Refactor your code with C# collection expressions

  • Thread starter Thread starter David Pine
  • Start date Start date
D

David Pine

Guest
This post is the second in a series of posts covering various refactoring scenarios that explore C# 12 features. In this post, we’ll look at how you can refactor your code using collection expressions, we’ll learn about collection initializers, various expression usages, supported collection target types, and the spread syntax. Here’s how the series is shaping up:

  1. Refactor your C# code with primary constructors
  2. Refactor your C# code with collection expressions (this post)
  3. Refactor your C# code by aliasing any type
  4. Refactor your C# code to use default lambda parameters

These features continue our journey to make our code more readable and maintainable, and these are considered “Everyday C#” features that developers should know.

Collection Expressions 1f3a8.png


C# 12 introduced collection expressions that offer a simple and consistent syntax across many different collection types. When initializing a collection with a collection expression, the compiler generates code that is functionally equivalent to using a collection initializer.
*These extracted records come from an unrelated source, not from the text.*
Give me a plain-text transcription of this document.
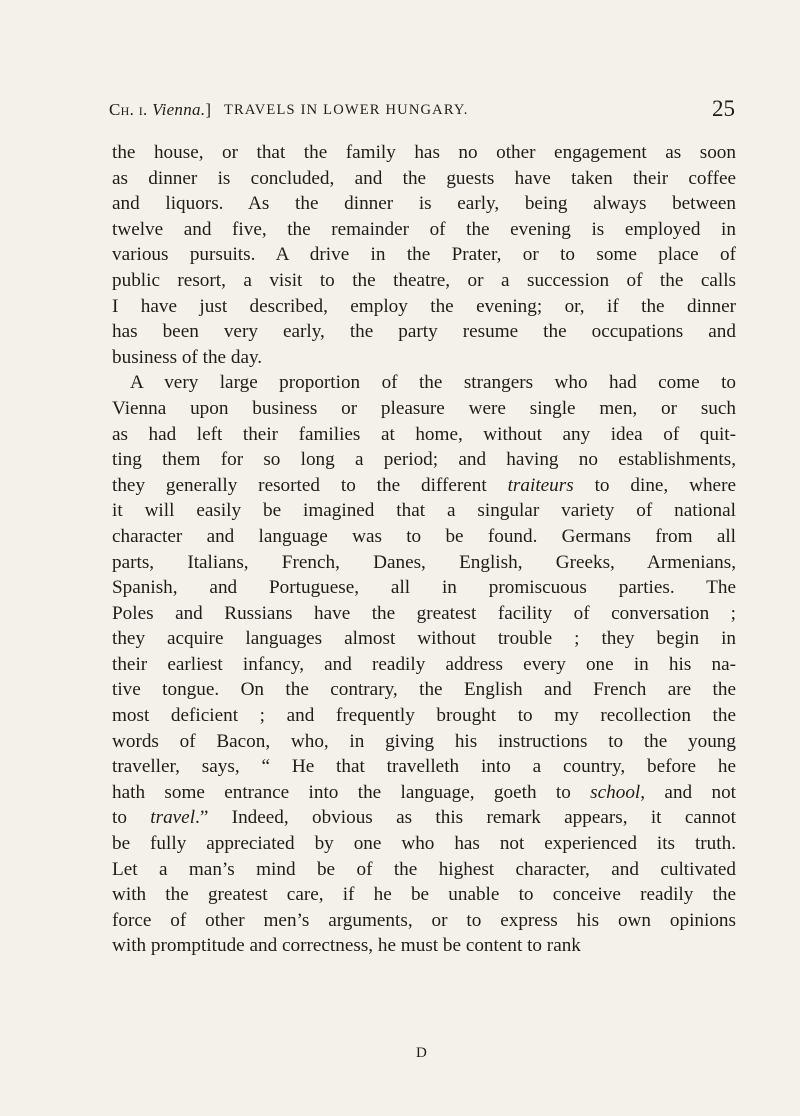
Ch. i. Vienna.] TRAVELS IN LOWER HUNGARY.	25
the house, or that the family has no other engagement as soon
as dinner is concluded, and the guests have taken their coffee
and liquors. As the dinner is early, being always between
twelve and five, the remainder of the evening is employed in
various pursuits. A drive in the Prater, or to some place of
public resort, a visit to the theatre, or a succession of the calls
I have just described, employ the evening; or, if the dinner
has been very early, the party resume the occupations and
business of the day.
A very large proportion of the strangers who had come to
Vienna upon business or pleasure were single men, or such
as had left their families at home, without any idea of quit-
ting them for so long a period; and having no establishments,
they generally resorted to the different traiteurs to dine, where
it will easily be imagined that a singular variety of national
character and language was to be found. Germans from all
parts, Italians, French, Danes, English, Greeks, Armenians,
Spanish, and Portuguese, all in promiscuous parties. The
Poles and Russians have the greatest facility of conversation ;
they acquire languages almost without trouble ; they begin in
their earliest infancy, and readily address every one in his na-
tive tongue. On the contrary, the English and French are the
most deficient ; and frequently brought to my recollection the
words of Bacon, who, in giving his instructions to the young
traveller, says, “ He that travelleth into a country, before he
hath some entrance into the language, goeth to school, and not
to travel.” Indeed, obvious as this remark appears, it cannot
be fully appreciated by one who has not experienced its truth.
Let a man’s mind be of the highest character, and cultivated
with the greatest care, if he be unable to conceive readily the
force of other men’s arguments, or to express his own opinions
with promptitude and correctness, he must be content to rank
D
The feature emphasizes consistency, while allowing for the compiler to optimize the lowered C#. Of course, every team decides what new features to adopt, and you can experiment and introduce this new syntax if you like it, since all of the previous ways to initialize collections will continue to work.
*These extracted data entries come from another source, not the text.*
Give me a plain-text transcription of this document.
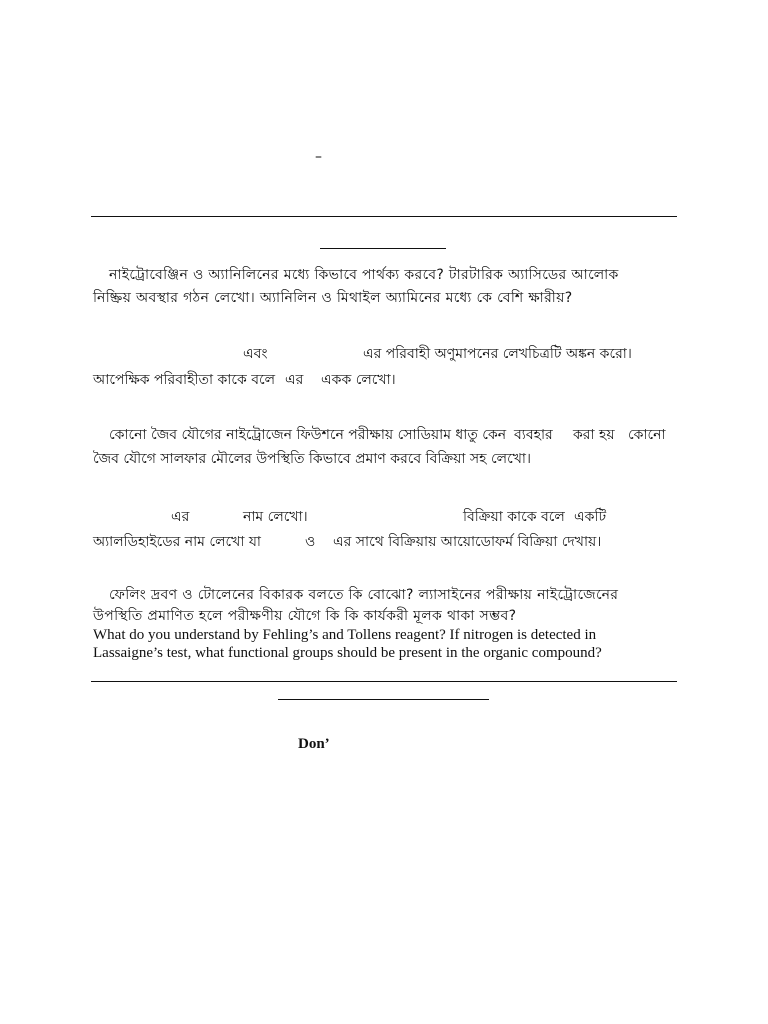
–
নাইট্রোবেঞ্জিন ও অ্যানিলিনের মধ্যে কিভাবে পার্থক্য করবে? টারটারিক অ্যাসিডের আলোক
নিষ্ক্রিয় অবস্থার গঠন লেখো। অ্যানিলিন ও মিথাইল অ্যামিনের মধ্যে কে বেশি ক্ষারীয়?
এবং	এর পরিবাহী অণুমাপনের লেখচিত্রটি অঙ্কন করো।
আপেক্ষিক পরিবাহীতা কাকে বলে এর একক লেখো।
কোনো জৈব যৌগের নাইট্রোজেন ফিউশনে পরীক্ষায় সোডিয়াম ধাতু কেন ব্যবহার করা হয় কোনো
জৈব যৌগে সালফার মৌলের উপস্থিতি কিভাবে প্রমাণ করবে বিক্রিয়া সহ লেখো।
এর	নাম লেখো।	বিক্রিয়া কাকে বলে একটি
অ্যালডিহাইডের নাম লেখো যা	ও এর সাথে বিক্রিয়ায় আয়োডোফর্ম বিক্রিয়া দেখায়।
ফেলিং দ্রবণ ও টোলেনের বিকারক বলতে কি বোঝো? ল্যাসাইনের পরীক্ষায় নাইট্রোজেনের
উপস্থিতি প্রমাণিত হলে পরীক্ষণীয় যৌগে কি কি কার্যকরী মূলক থাকা সম্ভব?
What do you understand by Fehling’s and Tollens reagent? If nitrogen is detected in
Lassaigne’s test, what functional groups should be present in the organic compound?
Don’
With collections expressions elements appear inlined sequences of elements between an opening [ and closing ] bracket. Read on to hear more about how collection expressions work.

Initialization 1f331.png


C# provides many syntaxes for initializing different collections. Collection expressions replace all of these, so let’s start with a look at different ways you can initialize an array of integers like this:

Code:
var numbers1 = new int[3] { 1, 2, 3 };

var numbers2 = new int[] { 1, 2, 3 };

var numbers3 = new[] { 1, 2, 3 };

int[] numbers4 = { 1, 2, 3 };

All four versions are functionally equivalent, and the compiler generates identical code for each version. The last example is similar to the new collection expressions syntax. If you squint your eyes a bit, you could imagine the curly braces as { and } as square brackets [ and ], then you’d be reading the new collection expression syntax. Collection expressions don’t use curly braces. This is to avoid ambiguity with existing syntax, especially { } to indicate any not-null in patterns.
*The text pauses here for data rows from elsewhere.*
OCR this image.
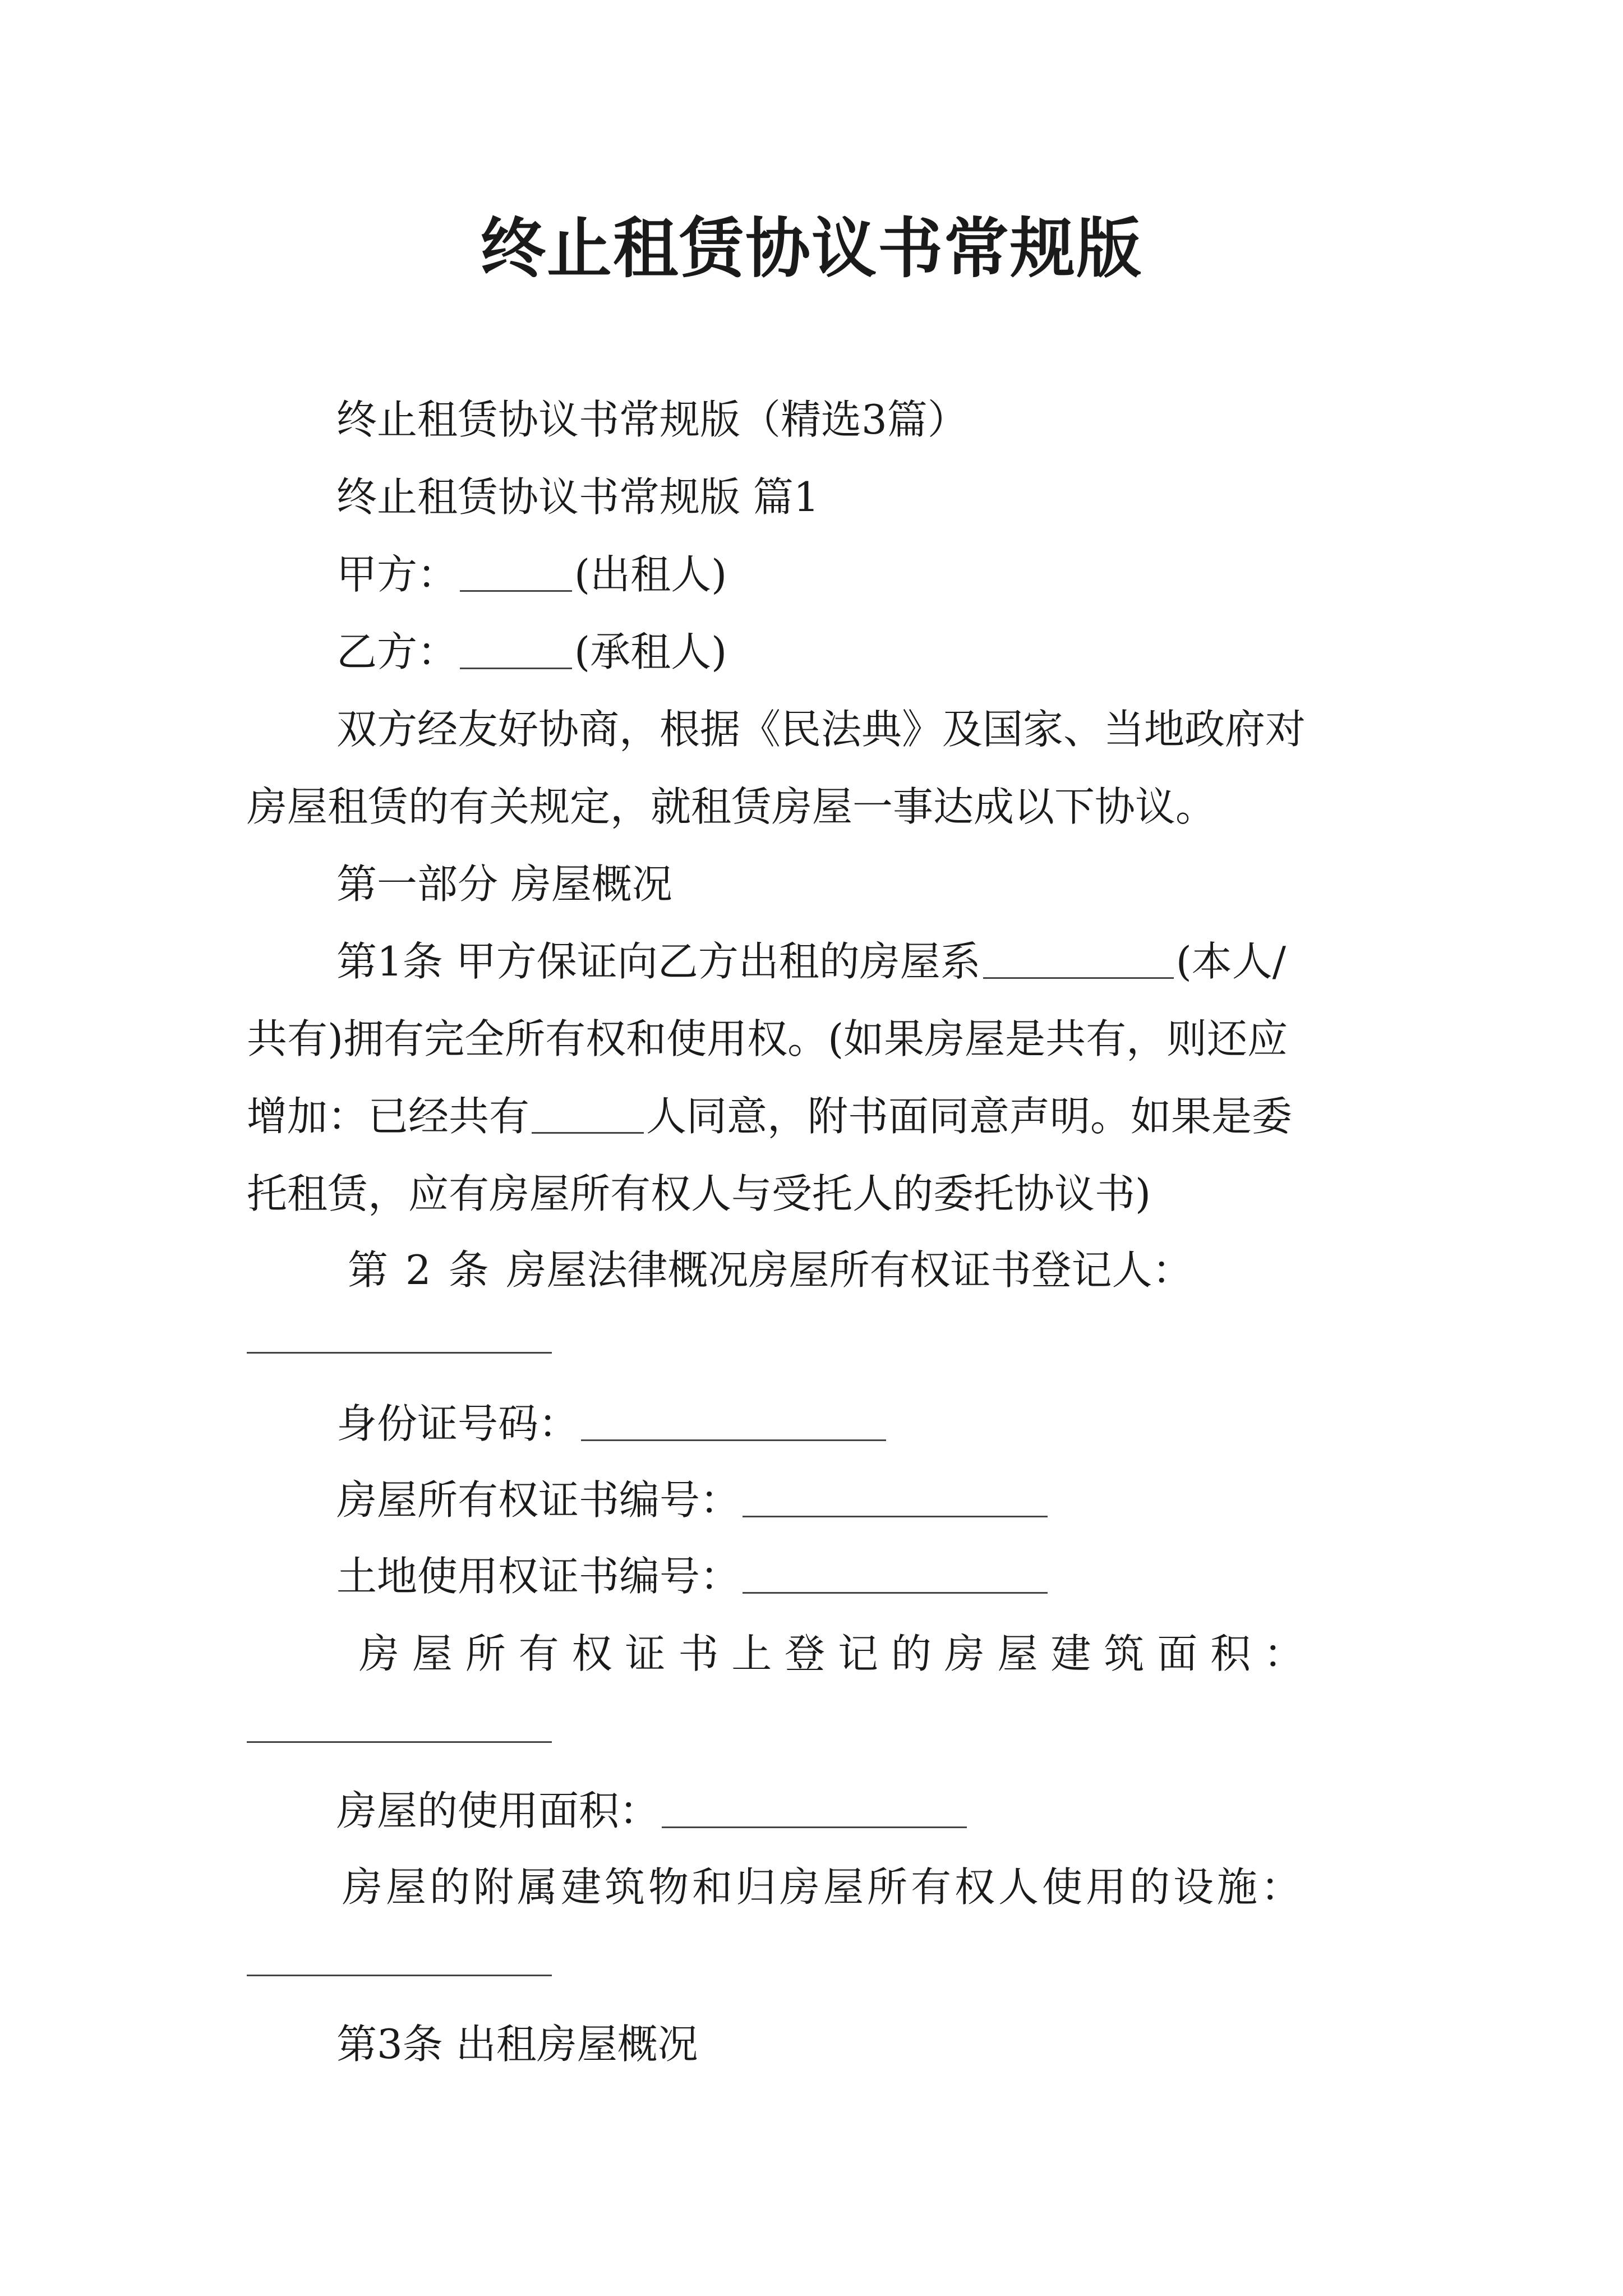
终止租赁协议书常规版
终止租赁协议书常规版（精选3篇）
终止租赁协议书常规版 篇1
甲方：	(出租人)
乙方：	(承租人)
双方经友好协商，根据《民法典》及国家、当地政府对
房屋租赁的有关规定，就租赁房屋一事达成以下协议。
第一部分 房屋概况
第1条 甲方保证向乙方出租的房屋系	(本人/
共有)拥有完全所有权和使用权。(如果房屋是共有，则还应
增加：已经共有	人同意，附书面同意声明。如果是委
托租赁，应有房屋所有权人与受托人的委托协议书)
第 2 条 房屋法律概况房屋所有权证书登记人：
身份证号码：
房屋所有权证书编号：
土地使用权证书编号：
房 屋 所 有 权 证 书 上 登 记 的 房 屋 建 筑 面 积 ：
房屋的使用面积：
房屋的附属建筑物和归房屋所有权人使用的设施：
第3条 出租房屋概况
The last example is the only to declare the type explicitly, instead of relying on var. The following example creates a List<char>:

List<char> david = [ 'D', 'a', 'v', 'i', 'd' ];

Again, collection expressions cannot be used with the var keyword. You must declare the type because a collection expression doesn’t currently have a natural type and can be converted to a wide variety of collection types. Supporting assignment to var is still under consideration, but the team has not settled on the what the natural type should be. In other words, the C# compiler errors out with CS9176: There is no target type for the collection expression, when writing the following code:

Code:
// Error CS9176: There is no target type for the collection expression
var collection = [1, 2, 3];

You might be asking yourself, “with all these different approaches to initializing collections, why would I use the new collection expression syntax?” The answer is that with collection expressions, you can use the same syntax to express collections in a consistent way. This can help to make your code more readable and maintainable. We’ll explore more advantages in the coming sections.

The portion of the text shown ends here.